# Heresy Online Server Drive



## Jezlad (Oct 14, 2006)

Hey guys...remember when the site went down a few days ago? Notice how things are moving a little slower lately? Notice some of the features slowly disappearing? Turns out being so fantastically popular and jam-packed with amazing features is also expensive as fuck. We're about to get kicked the hell off of our current webhost for sucking too much bandwidth and making their servers crash. 

That's actually kind of awesome. We're growing like mad and we offer a lot of innovative features nobody else has. Only trouble is, we haven't got the cash on hand to buy us a dedicated server to run rampant upon. 

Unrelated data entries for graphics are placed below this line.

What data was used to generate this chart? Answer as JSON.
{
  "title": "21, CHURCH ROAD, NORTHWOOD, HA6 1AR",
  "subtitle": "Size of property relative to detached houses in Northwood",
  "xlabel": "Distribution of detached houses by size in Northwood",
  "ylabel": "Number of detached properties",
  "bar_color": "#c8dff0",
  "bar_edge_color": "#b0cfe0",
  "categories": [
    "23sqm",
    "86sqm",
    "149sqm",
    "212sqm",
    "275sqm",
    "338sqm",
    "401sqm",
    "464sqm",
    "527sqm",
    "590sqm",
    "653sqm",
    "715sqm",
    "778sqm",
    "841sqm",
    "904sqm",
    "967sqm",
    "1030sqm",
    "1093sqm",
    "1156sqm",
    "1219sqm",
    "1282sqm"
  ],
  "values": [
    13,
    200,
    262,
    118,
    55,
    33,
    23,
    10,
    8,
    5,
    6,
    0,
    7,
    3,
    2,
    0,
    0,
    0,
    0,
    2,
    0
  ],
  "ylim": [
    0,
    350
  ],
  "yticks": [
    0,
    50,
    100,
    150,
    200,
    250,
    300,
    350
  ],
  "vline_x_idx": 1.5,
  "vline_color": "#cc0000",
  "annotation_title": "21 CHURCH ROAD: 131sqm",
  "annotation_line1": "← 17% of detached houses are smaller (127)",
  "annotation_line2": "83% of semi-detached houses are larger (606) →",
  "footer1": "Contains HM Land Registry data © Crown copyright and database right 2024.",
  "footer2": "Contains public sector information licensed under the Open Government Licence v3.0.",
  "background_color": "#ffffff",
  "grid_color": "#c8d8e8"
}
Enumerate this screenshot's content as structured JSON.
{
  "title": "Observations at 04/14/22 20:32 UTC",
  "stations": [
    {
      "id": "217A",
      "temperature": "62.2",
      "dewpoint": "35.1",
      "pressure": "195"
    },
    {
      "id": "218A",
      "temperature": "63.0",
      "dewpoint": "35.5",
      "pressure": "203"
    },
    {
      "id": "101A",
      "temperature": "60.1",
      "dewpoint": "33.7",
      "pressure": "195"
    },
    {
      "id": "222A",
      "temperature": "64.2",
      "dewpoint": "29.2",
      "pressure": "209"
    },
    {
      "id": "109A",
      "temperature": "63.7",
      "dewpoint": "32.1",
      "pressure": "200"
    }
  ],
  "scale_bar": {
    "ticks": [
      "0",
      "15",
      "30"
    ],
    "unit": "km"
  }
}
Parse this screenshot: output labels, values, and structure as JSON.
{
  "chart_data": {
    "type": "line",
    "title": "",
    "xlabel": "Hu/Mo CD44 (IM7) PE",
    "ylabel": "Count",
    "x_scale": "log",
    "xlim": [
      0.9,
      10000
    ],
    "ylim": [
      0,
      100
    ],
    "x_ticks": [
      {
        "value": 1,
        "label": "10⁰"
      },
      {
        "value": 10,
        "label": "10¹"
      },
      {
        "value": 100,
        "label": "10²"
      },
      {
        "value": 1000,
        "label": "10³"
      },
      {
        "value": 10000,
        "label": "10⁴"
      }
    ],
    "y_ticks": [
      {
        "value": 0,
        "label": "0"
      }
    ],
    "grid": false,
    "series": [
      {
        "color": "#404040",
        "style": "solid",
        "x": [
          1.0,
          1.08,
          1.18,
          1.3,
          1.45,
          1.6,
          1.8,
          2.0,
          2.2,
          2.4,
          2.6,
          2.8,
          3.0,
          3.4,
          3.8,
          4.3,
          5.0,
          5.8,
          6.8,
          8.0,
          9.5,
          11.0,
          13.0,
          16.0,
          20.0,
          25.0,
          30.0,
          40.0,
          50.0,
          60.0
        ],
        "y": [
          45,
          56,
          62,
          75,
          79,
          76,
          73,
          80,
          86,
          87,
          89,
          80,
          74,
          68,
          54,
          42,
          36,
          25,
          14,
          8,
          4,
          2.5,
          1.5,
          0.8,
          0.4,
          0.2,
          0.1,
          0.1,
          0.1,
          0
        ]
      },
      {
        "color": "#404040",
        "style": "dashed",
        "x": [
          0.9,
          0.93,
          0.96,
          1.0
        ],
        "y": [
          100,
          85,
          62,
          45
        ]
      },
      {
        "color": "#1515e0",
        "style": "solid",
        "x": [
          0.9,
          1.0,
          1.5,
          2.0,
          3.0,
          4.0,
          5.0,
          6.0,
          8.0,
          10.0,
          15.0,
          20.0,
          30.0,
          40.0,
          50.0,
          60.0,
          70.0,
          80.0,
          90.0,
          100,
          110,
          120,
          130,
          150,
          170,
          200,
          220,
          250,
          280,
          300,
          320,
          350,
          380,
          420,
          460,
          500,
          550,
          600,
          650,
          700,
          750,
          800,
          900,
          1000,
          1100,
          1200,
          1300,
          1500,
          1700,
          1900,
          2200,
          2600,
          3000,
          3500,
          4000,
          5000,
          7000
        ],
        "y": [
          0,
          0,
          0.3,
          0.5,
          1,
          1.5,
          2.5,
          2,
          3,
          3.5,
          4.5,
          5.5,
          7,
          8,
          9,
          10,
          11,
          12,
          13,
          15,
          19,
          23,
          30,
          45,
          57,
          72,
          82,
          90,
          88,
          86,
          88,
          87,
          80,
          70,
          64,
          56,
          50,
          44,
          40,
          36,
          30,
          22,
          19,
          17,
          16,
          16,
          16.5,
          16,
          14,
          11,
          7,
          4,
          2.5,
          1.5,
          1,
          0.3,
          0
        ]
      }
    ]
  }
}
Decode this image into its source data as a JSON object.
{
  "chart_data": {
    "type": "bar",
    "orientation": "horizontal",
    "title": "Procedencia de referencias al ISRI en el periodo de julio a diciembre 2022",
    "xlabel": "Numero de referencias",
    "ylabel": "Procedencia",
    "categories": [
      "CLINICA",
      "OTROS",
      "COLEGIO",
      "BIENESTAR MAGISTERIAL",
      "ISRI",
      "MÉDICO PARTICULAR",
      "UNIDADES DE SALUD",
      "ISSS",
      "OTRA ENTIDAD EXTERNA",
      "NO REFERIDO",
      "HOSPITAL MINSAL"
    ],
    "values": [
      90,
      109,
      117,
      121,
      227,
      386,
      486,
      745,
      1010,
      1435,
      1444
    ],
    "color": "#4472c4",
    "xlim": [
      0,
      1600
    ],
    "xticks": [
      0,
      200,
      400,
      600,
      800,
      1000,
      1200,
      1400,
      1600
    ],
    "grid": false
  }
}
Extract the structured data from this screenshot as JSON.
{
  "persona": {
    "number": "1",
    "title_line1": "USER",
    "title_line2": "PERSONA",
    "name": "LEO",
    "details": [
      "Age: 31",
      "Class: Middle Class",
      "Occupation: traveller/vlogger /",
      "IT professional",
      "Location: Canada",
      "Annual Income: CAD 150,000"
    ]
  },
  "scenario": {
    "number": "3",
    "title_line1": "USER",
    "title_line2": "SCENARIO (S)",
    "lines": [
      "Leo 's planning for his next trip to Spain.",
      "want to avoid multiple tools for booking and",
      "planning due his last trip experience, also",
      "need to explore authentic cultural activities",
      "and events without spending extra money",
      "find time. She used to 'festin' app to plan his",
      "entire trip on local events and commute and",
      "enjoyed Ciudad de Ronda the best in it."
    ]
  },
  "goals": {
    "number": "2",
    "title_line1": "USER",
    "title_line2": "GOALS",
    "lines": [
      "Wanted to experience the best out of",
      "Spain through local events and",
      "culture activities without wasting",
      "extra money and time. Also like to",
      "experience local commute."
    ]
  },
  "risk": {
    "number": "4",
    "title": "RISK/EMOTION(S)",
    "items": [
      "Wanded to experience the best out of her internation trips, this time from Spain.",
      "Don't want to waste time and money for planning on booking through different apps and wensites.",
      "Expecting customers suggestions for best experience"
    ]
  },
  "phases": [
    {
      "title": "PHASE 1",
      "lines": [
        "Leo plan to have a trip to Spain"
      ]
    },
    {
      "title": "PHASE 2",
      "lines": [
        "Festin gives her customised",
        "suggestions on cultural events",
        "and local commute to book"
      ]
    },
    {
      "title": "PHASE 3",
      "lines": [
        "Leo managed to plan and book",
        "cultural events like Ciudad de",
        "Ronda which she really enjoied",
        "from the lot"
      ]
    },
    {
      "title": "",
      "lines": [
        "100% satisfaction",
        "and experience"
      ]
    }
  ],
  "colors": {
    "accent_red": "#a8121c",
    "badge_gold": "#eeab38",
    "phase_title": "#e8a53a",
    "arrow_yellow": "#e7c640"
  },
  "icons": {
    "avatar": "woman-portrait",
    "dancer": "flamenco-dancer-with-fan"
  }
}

I'm not trying to sound like a whiny little miser or anything, but being this awesome costs money...money from my own Jezpockets. Those lovely ads, and our handful of loyal, dedicated, and much beloved supporters are paying the bills for now, but they don't bring in enough dough to jump ship for our own server.

In short, we need your help if you want to keep all the swanky shit like the shoutbox, pictures in sigs, custom avatars, the gallery, the arcade, etc., or get new fun stuff like multiple board themes, improvements to the chat and the like.

I'm not telling you to quit mooching and pay up, and I'm not trying to get rich off of your hard earned cash (trust me, there's easier ways to make money), I'm just saying that we're growing, very fast, and we need a little boost from anyone who's willing and able if we're to keep going at this rate.

*Support Heresy Online*​
http://www.heresy-online.net/forums/showthread.php?t=3575​


----------



## Galahad (Dec 21, 2006)

We're almost there! Just two more full year subscriptions!

Come on, guys, who's going to push us over the top?


----------



## Katie Drake (Nov 28, 2007)

Galahad said:


> We're almost there! Just two more full year subscriptions!
> 
> Come on, guys, who's going to push us over the top?


I've done one.


----------



## Galahad (Dec 21, 2006)

*Thank You!*

We did it, guys, we made our goal for the new server!

So as a thanks to all of you for your dedication and generosity, come to THIS THREAD and make a post. Any subscriber who posts (no matter when they subscribed) gets a bigass rep boost from yours truly.


----------



## Lemartes (Dec 16, 2007)

I made the last one needed.

Now give me Ale !


----------